Regardless, from the perspective of affording social shelter to the lowest earners, it is worth shining the spotlight on the first decile of the income band, which, by definition, includes around 4.7 million people. In 2020, the upper income limit per person for that poorest 10% of the population stood at around 4,200 euros per annum, i.e., 350 euros per month.
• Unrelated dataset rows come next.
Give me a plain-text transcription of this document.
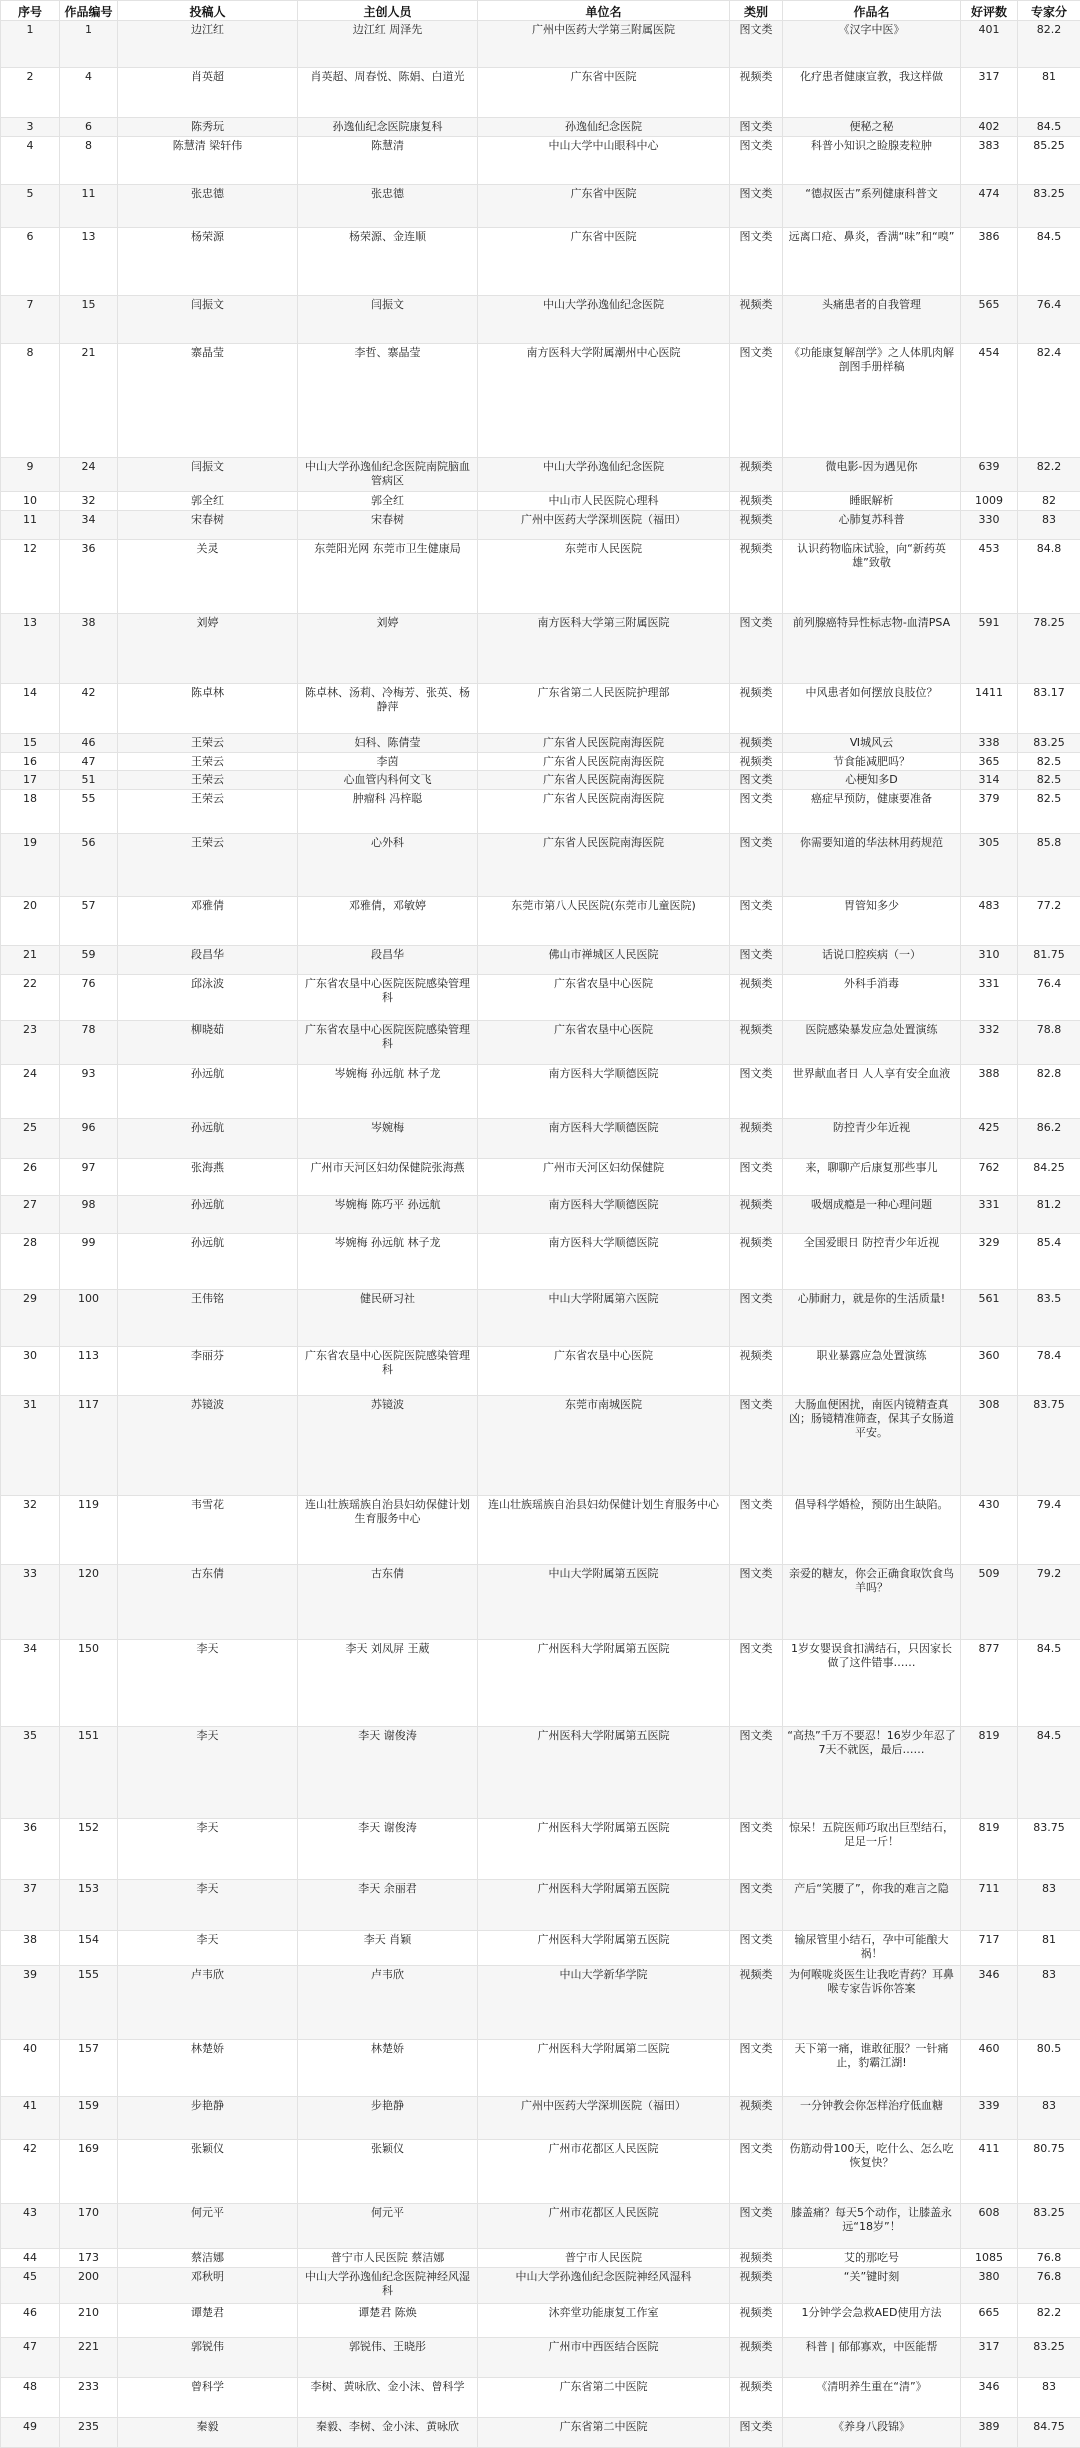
序号	作品编号	投稿人	主创人员	单位名	类别	作品名	好评数	专家分
1	1	边江红	边江红 周泽先	广州中医药大学第三附属医院	图文类	《汉字中医》	401	82.2
2	4	肖英超	肖英超、周春悦、陈娟、白道光	广东省中医院	视频类	化疗患者健康宣教，我这样做	317	81
3	6	陈秀玩	孙逸仙纪念医院康复科	孙逸仙纪念医院	图文类	便秘之秘	402	84.5
4	8	陈慧清 梁轩伟	陈慧清	中山大学中山眼科中心	图文类	科普小知识之睑腺麦粒肿	383	85.25
5	11	张忠德	张忠德	广东省中医院	图文类	“德叔医古”系列健康科普文	474	83.25
6	13	杨荣源	杨荣源、金连顺	广东省中医院	图文类	远离口疮、鼻炎，香满“味”和“嗅”	386	84.5
7	15	闫振文	闫振文	中山大学孙逸仙纪念医院	视频类	头痛患者的自我管理	565	76.4
8	21	寨晶莹	李哲、寨晶莹	南方医科大学附属潮州中心医院	图文类	《功能康复解剖学》之人体肌肉解剖图手册样稿	454	82.4
9	24	闫振文	中山大学孙逸仙纪念医院南院脑血管病区	中山大学孙逸仙纪念医院	视频类	微电影-因为遇见你	639	82.2
10	32	郭全红	郭全红	中山市人民医院心理科	视频类	睡眠解析	1009	82
11	34	宋春树	宋春树	广州中医药大学深圳医院（福田）	视频类	心肺复苏科普	330	83
12	36	关灵	东莞阳光网 东莞市卫生健康局	东莞市人民医院	视频类	认识药物临床试验，向“新药英雄”致敬	453	84.8
13	38	刘婷	刘婷	南方医科大学第三附属医院	图文类	前列腺癌特异性标志物-血清PSA	591	78.25
14	42	陈卓林	陈卓林、汤莉、冷梅芳、张英、杨静萍	广东省第二人民医院护理部	视频类	中风患者如何摆放良肢位？	1411	83.17
15	46	王荣云	妇科、陈倩莹	广东省人民医院南海医院	视频类	Ⅵ城风云	338	83.25
16	47	王荣云	李茵	广东省人民医院南海医院	视频类	节食能减肥吗？	365	82.5
17	51	王荣云	心血管内科何文飞	广东省人民医院南海医院	图文类	心梗知多D	314	82.5
18	55	王荣云	肿瘤科 冯梓聪	广东省人民医院南海医院	图文类	癌症早预防，健康要准备	379	82.5
19	56	王荣云	心外科	广东省人民医院南海医院	图文类	你需要知道的华法林用药规范	305	85.8
20	57	邓雅倩	邓雅倩，邓敏婷	东莞市第八人民医院(东莞市儿童医院)	图文类	胃管知多少	483	77.2
21	59	段昌华	段昌华	佛山市禅城区人民医院	图文类	话说口腔疾病（一）	310	81.75
22	76	邱泳波	广东省农垦中心医院医院感染管理科	广东省农垦中心医院	视频类	外科手消毒	331	76.4
23	78	柳晓茹	广东省农垦中心医院医院感染管理科	广东省农垦中心医院	视频类	医院感染暴发应急处置演练	332	78.8
24	93	孙远航	岑婉梅 孙远航 林子龙	南方医科大学顺德医院	图文类	世界献血者日 人人享有安全血液	388	82.8
25	96	孙远航	岑婉梅	南方医科大学顺德医院	视频类	防控青少年近视	425	86.2
26	97	张海燕	广州市天河区妇幼保健院张海燕	广州市天河区妇幼保健院	图文类	来，聊聊产后康复那些事儿	762	84.25
27	98	孙远航	岑婉梅 陈巧平 孙远航	南方医科大学顺德医院	视频类	吸烟成瘾是一种心理问题	331	81.2
28	99	孙远航	岑婉梅 孙远航 林子龙	南方医科大学顺德医院	视频类	全国爱眼日 防控青少年近视	329	85.4
29	100	王伟铭	健民研习社	中山大学附属第六医院	图文类	心肺耐力，就是你的生活质量!	561	83.5
30	113	李丽芬	广东省农垦中心医院医院感染管理科	广东省农垦中心医院	视频类	职业暴露应急处置演练	360	78.4
31	117	苏镜波	苏镜波	东莞市南城医院	图文类	大肠血便困扰，南医内镜精查真凶；肠镜精准筛查，保其子女肠道平安。	308	83.75
32	119	韦雪花	连山壮族瑶族自治县妇幼保健计划生育服务中心	连山壮族瑶族自治县妇幼保健计划生育服务中心	图文类	倡导科学婚检，预防出生缺陷。	430	79.4
33	120	古东倩	古东倩	中山大学附属第五医院	图文类	亲爱的糖友，你会正确食取饮食鸟羊吗？	509	79.2
34	150	李天	李天 刘凤屏 王葳	广州医科大学附属第五医院	图文类	1岁女婴误食扣满结石，只因家长做了这件错事……	877	84.5
35	151	李天	李天 谢俊涛	广州医科大学附属第五医院	图文类	“高热”千万不要忍！16岁少年忍了7天不就医，最后……	819	84.5
36	152	李天	李天 谢俊涛	广州医科大学附属第五医院	图文类	惊呆！五院医师巧取出巨型结石，足足一斤！	819	83.75
37	153	李天	李天 余丽君	广州医科大学附属第五医院	图文类	产后“笑腰了”，你我的难言之隐	711	83
38	154	李天	李天 肖颖	广州医科大学附属第五医院	图文类	输尿管里小结石，孕中可能酿大祸！	717	81
39	155	卢韦欣	卢韦欣	中山大学新华学院	视频类	为何喉咙炎医生让我吃青药？耳鼻喉专家告诉你答案	346	83
40	157	林楚娇	林楚娇	广州医科大学附属第二医院	图文类	天下第一痛，谁敢征服？一针痛止，豹霸江湖!	460	80.5
41	159	步艳静	步艳静	广州中医药大学深圳医院（福田）	视频类	一分钟教会你怎样治疗低血糖	339	83
42	169	张颖仪	张颖仪	广州市花都区人民医院	图文类	伤筋动骨100天，吃什么、怎么吃恢复快？	411	80.75
43	170	何元平	何元平	广州市花都区人民医院	图文类	膝盖痛？每天5个动作，让膝盖永远“18岁”！	608	83.25
44	173	蔡洁娜	普宁市人民医院 蔡洁娜	普宁市人民医院	视频类	艾的那吃号	1085	76.8
45	200	邓秋明	中山大学孙逸仙纪念医院神经风湿科	中山大学孙逸仙纪念医院神经风湿科	视频类	“关”键时刻	380	76.8
46	210	谭楚君	谭楚君 陈焕	沐弈堂功能康复工作室	视频类	1分钟学会急救AED使用方法	665	82.2
47	221	郭锐伟	郭锐伟、王晓彤	广州市中西医结合医院	视频类	科普 | 郁郁寡欢，中医能帮	317	83.25
48	233	曾科学	李树、黄咏欣、金小沫、曾科学	广东省第二中医院	视频类	《清明养生重在“清”》	346	83
49	235	秦毅	秦毅、李树、金小沫、黄咏欣	广东省第二中医院	图文类	《养身八段锦》	389	84.75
Drilling down further into the 5th percentile (2.35 million people) those figures were 2,800 euros per annum and 230 euros per month; and in the 1st percentile (470,000 people), less than 40 euros a month.
The constituents of the first decile (Exhibit 6) include minors under the age of 16 (around 1.1 million), job-seekers (820,000), wage earners (1.2 million), retirees and pensioners (some 400,000) and other inactive individuals (1.2 million). Those figures are not too different from those of 2019, so that the persistence of such situations of poverty cannot be entirely blamed on the crisis induced by the pandemic but rather must be attributed to more structural factors related with low levels of education and job qualifications in some segments of the population, the insufficiency of the minimum income scheme, the scarcity of help for families and the limited size of non-contributory pensions. The bulk of this category is, therefore, made up of people of working age and children living in those same households (single-parent families headed up by women, young people with and without children) whose income prospects are derived from a mix of factors related with the job market – participation, employment, hours worked, wages – and others related with taxation and social policy.
Notes
Measurement of the impact of pensions on inequality for this analysis is done taking a strictly annual approach, i.e., without factoring in the impact of annuities, which would require us to compare the capitalised value of the contributions made throughout ones entire working life with the present value of all pensions received during entitlement to those benefits.